Adapters are a convenience layer, not a separate agent framework. Their contract is message history in, sampled tokens out: they render the chat template, call vLLM with `input_ids` and `return_logprob=True`, and export the returned token ids/logprobs as trainable trajectory segments. They avoid re-tokenizing response text to recover the training target.

Instantiate the protocol-specific adapter in your custom generate function, run its `app` with aiohttp, then manage each rollout through the adapter instance:

```python
from vime.agent.adapters import AnthropicAdapter

adapter = AnthropicAdapter(
    tokenizer=tokenizer,
    vllm_url=vllm_url,
    tool_parser=tool_parser,
    reasoning_parser=reasoning_parser,
)

adapter.open_session(session_id, sampling_defaults=sampling_params)
# Agent client sends requests to adapter.app.
segments = await adapter.finish_session(session_id)
```

For multi-turn agents, use a stable `session_id`. The adapters pass it as `X-SMG-Routing-Key` so vLLM can route one session to the same worker and reuse prefix cache.

## Agent Serving And Performance

Agentic rollouts tend to depend more heavily on serving configuration than ordinary single-turn generation: contexts are longer, requests are multi-turn, latency has a heavier tail, and the workflow may need actor, reference, reward, or tool-side models at the same time.

- Regular vLLM server arguments are passed as `--vllm-*`. For example, vLLM's `--context-length` becomes `--vllm-context-length`, and `--gpu-memory-utilization` becomes `--vllm-gpu-memory-utilization`.
- Router arguments are passed as `--router-*`. For multi-turn agents, consider `--router-policy consistent_hashing` so requests for the same `sample.session_id` go to the same worker and improve prefix-cache hit rate. See [Session-Affinity Routing for Multi-Turn Agents](../advanced/vllm-config.md#session-affinity-routing-for-multi-turn-agents).
- Use `--vllm-config` for more complex topologies: PD disaggregation, multi-model serving, heterogeneous server groups, and per-group vLLM overrides.
- For multi-turn or agentic RL, evaluate PD disaggregation.
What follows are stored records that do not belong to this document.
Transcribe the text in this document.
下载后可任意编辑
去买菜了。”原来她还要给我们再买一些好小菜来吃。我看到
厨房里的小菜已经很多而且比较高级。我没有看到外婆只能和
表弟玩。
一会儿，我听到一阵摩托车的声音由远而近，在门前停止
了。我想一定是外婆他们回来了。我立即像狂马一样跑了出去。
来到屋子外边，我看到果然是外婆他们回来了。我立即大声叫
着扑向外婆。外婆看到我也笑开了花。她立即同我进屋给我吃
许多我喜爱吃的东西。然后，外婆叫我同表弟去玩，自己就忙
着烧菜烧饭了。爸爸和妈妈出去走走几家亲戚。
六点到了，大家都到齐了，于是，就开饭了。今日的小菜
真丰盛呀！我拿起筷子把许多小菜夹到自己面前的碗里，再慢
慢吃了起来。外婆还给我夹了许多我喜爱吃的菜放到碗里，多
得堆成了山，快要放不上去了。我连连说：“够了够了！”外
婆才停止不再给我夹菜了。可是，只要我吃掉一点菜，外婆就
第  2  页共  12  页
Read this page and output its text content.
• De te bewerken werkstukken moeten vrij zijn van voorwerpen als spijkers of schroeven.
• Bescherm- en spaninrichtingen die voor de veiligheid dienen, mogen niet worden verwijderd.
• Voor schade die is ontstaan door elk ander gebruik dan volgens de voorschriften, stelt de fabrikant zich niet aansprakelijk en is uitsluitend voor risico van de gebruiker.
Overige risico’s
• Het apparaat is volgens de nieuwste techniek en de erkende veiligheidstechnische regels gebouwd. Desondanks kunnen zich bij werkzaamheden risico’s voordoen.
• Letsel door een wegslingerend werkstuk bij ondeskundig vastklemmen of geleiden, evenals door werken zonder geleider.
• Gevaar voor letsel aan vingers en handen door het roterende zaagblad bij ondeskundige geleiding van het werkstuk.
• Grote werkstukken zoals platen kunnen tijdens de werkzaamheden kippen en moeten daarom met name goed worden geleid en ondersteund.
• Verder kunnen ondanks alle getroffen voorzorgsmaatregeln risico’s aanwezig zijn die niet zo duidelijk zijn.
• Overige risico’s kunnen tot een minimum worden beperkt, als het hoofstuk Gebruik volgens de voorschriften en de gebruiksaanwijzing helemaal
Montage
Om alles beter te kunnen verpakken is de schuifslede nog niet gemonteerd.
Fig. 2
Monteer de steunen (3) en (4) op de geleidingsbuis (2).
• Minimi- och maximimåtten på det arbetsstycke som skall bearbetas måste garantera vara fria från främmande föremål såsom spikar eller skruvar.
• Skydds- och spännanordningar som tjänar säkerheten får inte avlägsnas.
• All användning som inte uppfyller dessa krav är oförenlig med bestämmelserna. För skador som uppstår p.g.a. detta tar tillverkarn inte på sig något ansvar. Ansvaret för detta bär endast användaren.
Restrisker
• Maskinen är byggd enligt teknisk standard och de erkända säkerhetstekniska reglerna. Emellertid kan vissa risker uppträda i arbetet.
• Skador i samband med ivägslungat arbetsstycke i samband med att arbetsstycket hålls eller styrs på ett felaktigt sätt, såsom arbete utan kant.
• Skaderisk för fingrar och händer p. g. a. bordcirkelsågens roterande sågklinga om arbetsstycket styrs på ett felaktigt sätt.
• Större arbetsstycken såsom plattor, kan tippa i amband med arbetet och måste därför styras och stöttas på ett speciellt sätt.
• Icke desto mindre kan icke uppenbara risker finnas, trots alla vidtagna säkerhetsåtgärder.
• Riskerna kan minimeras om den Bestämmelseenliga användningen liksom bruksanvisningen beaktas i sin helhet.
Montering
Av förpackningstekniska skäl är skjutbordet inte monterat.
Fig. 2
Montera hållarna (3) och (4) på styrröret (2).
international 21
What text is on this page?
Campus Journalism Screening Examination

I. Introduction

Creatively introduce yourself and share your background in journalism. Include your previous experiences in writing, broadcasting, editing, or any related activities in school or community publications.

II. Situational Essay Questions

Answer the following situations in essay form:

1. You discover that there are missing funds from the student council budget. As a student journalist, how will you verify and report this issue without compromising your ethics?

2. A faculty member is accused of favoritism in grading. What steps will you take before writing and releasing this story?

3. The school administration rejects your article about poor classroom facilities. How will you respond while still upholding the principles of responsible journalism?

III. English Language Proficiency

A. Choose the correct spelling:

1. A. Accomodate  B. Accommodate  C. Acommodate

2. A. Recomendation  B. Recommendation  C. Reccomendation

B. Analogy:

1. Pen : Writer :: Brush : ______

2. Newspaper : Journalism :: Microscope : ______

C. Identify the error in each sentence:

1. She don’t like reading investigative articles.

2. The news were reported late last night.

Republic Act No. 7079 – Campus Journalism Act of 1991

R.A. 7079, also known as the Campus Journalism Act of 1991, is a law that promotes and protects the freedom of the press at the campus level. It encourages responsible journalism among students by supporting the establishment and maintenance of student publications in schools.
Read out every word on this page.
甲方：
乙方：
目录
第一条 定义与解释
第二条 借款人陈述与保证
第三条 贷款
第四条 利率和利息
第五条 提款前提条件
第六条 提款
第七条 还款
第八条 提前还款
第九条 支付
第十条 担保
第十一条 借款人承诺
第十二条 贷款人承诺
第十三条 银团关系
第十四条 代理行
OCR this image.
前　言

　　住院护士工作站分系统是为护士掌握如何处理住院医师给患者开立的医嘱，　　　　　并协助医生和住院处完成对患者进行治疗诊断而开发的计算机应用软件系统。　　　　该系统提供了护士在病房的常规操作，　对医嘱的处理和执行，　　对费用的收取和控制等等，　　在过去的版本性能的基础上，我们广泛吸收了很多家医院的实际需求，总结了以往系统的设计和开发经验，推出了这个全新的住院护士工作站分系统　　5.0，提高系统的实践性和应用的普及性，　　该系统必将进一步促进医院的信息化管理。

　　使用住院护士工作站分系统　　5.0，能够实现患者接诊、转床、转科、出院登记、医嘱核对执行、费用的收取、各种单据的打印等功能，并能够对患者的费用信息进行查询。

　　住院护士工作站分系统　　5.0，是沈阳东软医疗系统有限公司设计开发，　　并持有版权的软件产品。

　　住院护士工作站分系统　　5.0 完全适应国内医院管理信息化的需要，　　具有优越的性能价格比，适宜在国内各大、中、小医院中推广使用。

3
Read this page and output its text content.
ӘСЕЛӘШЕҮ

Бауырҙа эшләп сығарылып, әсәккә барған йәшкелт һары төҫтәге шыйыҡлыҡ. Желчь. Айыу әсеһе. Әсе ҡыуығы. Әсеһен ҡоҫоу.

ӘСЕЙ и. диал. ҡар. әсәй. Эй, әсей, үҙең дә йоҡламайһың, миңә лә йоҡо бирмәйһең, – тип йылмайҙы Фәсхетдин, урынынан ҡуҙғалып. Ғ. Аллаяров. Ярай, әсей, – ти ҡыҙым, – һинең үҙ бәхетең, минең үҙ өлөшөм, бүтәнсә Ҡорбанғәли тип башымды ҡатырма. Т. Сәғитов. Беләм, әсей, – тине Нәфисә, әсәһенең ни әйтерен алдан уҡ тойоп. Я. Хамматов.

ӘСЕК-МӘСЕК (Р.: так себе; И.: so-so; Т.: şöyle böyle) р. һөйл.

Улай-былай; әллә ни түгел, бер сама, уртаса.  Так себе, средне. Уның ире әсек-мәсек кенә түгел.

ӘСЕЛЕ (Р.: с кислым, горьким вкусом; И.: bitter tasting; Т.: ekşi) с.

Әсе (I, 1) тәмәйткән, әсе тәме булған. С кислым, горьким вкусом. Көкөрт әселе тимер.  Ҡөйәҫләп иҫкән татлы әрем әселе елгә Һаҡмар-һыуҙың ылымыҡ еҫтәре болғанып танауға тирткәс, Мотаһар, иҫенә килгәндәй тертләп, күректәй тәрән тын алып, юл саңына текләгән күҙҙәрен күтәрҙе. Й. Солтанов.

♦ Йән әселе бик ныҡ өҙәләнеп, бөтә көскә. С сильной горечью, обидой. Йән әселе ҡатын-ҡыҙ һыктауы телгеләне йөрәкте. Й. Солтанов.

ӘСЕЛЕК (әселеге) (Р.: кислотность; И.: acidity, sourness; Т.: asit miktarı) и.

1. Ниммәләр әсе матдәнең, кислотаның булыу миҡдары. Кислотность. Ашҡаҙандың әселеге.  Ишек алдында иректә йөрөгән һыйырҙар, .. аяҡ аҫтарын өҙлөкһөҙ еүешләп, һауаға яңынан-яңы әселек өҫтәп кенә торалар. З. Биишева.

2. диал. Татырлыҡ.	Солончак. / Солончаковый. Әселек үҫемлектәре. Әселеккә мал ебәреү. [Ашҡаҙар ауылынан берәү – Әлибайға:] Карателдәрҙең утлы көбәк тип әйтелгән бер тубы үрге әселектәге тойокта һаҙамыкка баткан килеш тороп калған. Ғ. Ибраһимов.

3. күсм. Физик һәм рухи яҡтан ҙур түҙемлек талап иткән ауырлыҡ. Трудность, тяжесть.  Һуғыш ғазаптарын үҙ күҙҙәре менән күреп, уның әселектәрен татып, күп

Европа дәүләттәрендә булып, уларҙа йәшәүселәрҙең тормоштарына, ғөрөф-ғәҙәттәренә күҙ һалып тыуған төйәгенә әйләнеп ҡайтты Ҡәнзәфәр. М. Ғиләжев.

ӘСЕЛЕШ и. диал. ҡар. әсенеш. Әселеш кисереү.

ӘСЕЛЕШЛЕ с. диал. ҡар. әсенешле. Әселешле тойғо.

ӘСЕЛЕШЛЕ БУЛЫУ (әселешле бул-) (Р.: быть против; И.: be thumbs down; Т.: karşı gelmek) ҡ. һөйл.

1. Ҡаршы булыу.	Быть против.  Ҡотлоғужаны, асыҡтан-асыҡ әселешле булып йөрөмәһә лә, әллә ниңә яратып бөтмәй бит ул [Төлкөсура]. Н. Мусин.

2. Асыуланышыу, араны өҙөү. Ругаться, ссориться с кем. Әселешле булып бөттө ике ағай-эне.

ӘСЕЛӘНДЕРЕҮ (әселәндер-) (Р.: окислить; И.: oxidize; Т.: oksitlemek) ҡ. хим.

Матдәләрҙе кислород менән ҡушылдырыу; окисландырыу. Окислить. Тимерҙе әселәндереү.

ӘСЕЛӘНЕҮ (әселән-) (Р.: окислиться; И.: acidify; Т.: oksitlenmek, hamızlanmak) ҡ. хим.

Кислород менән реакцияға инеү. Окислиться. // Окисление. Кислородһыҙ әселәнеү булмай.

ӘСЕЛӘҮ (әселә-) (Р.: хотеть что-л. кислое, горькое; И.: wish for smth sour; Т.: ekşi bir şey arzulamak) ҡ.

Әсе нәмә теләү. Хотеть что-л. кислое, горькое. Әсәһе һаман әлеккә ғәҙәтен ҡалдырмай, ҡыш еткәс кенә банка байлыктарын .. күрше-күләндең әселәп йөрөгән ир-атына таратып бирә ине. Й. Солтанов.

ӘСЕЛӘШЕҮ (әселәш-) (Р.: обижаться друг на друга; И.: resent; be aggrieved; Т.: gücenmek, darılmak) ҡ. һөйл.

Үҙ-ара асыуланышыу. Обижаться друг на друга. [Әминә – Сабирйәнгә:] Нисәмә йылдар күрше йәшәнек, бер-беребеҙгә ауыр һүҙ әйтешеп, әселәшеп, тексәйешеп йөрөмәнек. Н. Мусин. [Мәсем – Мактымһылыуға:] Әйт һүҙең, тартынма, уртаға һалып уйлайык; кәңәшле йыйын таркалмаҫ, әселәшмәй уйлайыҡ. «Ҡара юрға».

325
Prefill and decode have different workload shapes, and separating them makes it easier to scale each resource independently.
- For rollout-throughput optimization, also see [Speculative Decoding](../advanced/speculative-decoding.md) and [Low Precision Training](../advanced/low-precision.md).

## Reference Example

The full coding-agent example is [`examples/coding_agent_rl`](../_examples_synced/coding_agent_rl/README.md). It shows an end-to-end agent RL setup that is close to a real software-engineering workflow: each sample boots an isolated sandbox, the agent uses tools to edit code, the rollout captures a `git diff`, and a clean sandbox runs the tests to produce the reward.

This example also demonstrates agent fan-out training. Its middleware splits one trajectory into `subagent`, `wipe` (the chain frozen before compaction), and `final` segments. `generate()` returns `list[Sample]`, and all segments share the same `rollout_id`.

For smaller starting points, see [`examples/search-r1`](../_examples_synced/search-r1/README.md) for multi-turn tool use, [`examples/retool`](../_examples_synced/retool/README.md) for tool-augmented generation, and [`examples/multi_agent`](../_examples_synced/multi_agent/README.md) for the multi-agent pattern.